Eux ? Ce qu'ils avaient fait, ou pire, ce qu'il avait fait ?

Y penser suffisait à lui glacer le sang. Plus que ce qu'il avait imaginé. Il était évident qu'il ne voulait pas que qui que ce soit sache ce qu'il avait fait, mais pourquoi est-ce que l'idée que Sebastian sache lui donnait tellement de nœuds à l'estomac ?

Sérieusement ? Tu ne peux pas continuer à faire comme si de rien n'était. Tu sais parfaitement pourquoi-

Ciel se rassit sur le banc en grognant, faisant taire la petite voix dans sa tête.

Il avait dépassé depuis longtemps le stade de la confusion et était bel et bien dans la zone de la plus grande perplexité.

Avec une facilité bien entraînée, Sebastian fit disparaître le froncement de sourcils de son visage, pour le remplacer par son habituel sourire narquois.

Soit toutes les personnes présentes à St. Victoria étaient de vrais maîtres dans l'art du mensonge, soit personne ne savait qui était Finnian. Il avait passé sa matinée à faire le tour du personnel, que ce soit ceux qu'il connaissait ou ceux dont il ne se souvenait même pas, afin d'essayer de trouver quoi que ce soit de suspect chez eux. Jusqu'à maintenant, il n'avait trouvé que des expressions neutres et de l'inquiétude pour sa santé.

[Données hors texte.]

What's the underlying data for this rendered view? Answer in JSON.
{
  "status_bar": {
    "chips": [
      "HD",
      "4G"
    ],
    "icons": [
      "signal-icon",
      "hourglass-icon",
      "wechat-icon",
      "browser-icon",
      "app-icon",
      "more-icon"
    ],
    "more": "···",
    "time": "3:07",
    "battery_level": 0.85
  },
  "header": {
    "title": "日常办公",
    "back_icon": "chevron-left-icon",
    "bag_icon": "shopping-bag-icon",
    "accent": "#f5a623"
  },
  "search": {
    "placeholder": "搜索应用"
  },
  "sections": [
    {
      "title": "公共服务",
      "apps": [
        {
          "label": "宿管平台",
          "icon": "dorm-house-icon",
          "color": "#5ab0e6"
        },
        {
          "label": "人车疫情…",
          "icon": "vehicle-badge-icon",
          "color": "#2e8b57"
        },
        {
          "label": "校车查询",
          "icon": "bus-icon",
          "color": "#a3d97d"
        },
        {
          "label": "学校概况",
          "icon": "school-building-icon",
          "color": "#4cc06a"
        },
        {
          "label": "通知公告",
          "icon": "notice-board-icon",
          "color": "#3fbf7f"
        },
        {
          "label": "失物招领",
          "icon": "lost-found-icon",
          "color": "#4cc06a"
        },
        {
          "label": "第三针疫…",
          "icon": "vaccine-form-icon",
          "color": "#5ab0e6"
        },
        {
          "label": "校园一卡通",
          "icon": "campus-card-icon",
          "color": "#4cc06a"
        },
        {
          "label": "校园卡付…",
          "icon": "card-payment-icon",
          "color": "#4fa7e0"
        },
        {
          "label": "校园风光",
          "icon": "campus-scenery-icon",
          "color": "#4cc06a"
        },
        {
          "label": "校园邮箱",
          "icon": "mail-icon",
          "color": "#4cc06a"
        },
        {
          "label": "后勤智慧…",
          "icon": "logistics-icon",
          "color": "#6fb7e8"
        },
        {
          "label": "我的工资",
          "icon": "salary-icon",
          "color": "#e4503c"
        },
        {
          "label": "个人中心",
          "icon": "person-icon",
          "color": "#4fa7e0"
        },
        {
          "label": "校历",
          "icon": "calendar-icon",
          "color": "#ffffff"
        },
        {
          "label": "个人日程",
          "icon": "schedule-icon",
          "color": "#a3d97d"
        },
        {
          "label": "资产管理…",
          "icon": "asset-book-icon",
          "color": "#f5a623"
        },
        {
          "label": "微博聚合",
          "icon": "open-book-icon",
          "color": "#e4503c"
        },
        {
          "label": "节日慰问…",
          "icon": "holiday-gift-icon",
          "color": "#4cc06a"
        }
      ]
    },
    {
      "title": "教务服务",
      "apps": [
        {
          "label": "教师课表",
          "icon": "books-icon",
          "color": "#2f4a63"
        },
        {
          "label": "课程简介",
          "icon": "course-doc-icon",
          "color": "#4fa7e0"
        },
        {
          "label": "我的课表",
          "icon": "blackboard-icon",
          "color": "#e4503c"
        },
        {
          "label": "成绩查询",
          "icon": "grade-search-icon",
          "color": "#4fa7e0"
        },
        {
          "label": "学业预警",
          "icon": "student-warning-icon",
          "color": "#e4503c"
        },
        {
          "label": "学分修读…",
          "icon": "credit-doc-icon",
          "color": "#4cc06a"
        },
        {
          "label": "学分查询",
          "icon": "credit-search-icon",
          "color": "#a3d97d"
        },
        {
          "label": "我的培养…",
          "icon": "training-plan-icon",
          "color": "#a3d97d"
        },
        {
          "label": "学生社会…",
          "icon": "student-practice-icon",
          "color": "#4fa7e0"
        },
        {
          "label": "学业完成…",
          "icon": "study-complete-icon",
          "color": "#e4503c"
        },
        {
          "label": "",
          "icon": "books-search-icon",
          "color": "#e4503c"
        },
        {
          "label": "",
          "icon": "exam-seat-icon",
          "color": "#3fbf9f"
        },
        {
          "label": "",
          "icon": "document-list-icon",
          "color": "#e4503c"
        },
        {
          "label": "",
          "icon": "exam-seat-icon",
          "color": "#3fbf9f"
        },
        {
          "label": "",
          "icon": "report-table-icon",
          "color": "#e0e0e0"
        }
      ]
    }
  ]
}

Il doutait qu'ils mentent tous. Même s'ils étaient des experts en la matière, assez pour être en mesure de le duper par un quelconque miracle, une question se posait : pourquoi Finny ? Après tout, le garçon était insignifiant dans le grand schéma des choses. Le jardinier pas-très-brillant n'était qu'un petit joueur. Alors pourquoi serait-il une cible dans tout cela ?

Et, pourquoi Sebastian était-il le seul épargné ?

Cela ne faisait qu'une semaine depuis sa dispute avec Ciel, et la disparition de Finny. Bien que Ciel lui avait parfaitement fait comprendre qu'il n'avait aucune intention de se réconcilier avec lui, Sebastian mit de l'huile sur le feu en se rendant dans la chambre de ce dernier.

Ciel était l'expert de St. Victoria, le vétéran des patients. S'il y avait bien quelqu'un qui pouvait mettre au clair la situation, c'était bien lui. S'il n'avait pas été atteint, du moins.

- Qu'est-ce que... Fiche le camp ! cria Ciel lorsque Sebastian déboula dans sa chambre, ignorant les règles en fermant la porte derrière lui.

Il ne fit pas attention à la moue indignée du garçon, se dirigeant vers le bureau où Ciel était assis, et il le regarda droit dans l'œil.

- Finny.

Il ne lui fallut qu'un mot pour savoir que Ciel était lui aussi touché par ce qui arrivait. Il n'y eut aucune trace de reconnaissance dans son œil en entendant le nom de son ami, juste une once de confusion accompagnée de l'agacement que la présence de Sebastian apportait.

- Quoi ?

C'était impressionnant de voir à quel point Ciel pouvait exprimer autant d'irritation en un seul mot.

L'ignorant, Sebastian passa une main dans ses cheveux, se laissant tomber au bord du lit. L'imposante quantité d'exaspération et de colère tomba comme une brique sur lui, et il eut besoin d'un moment pour faire le vide.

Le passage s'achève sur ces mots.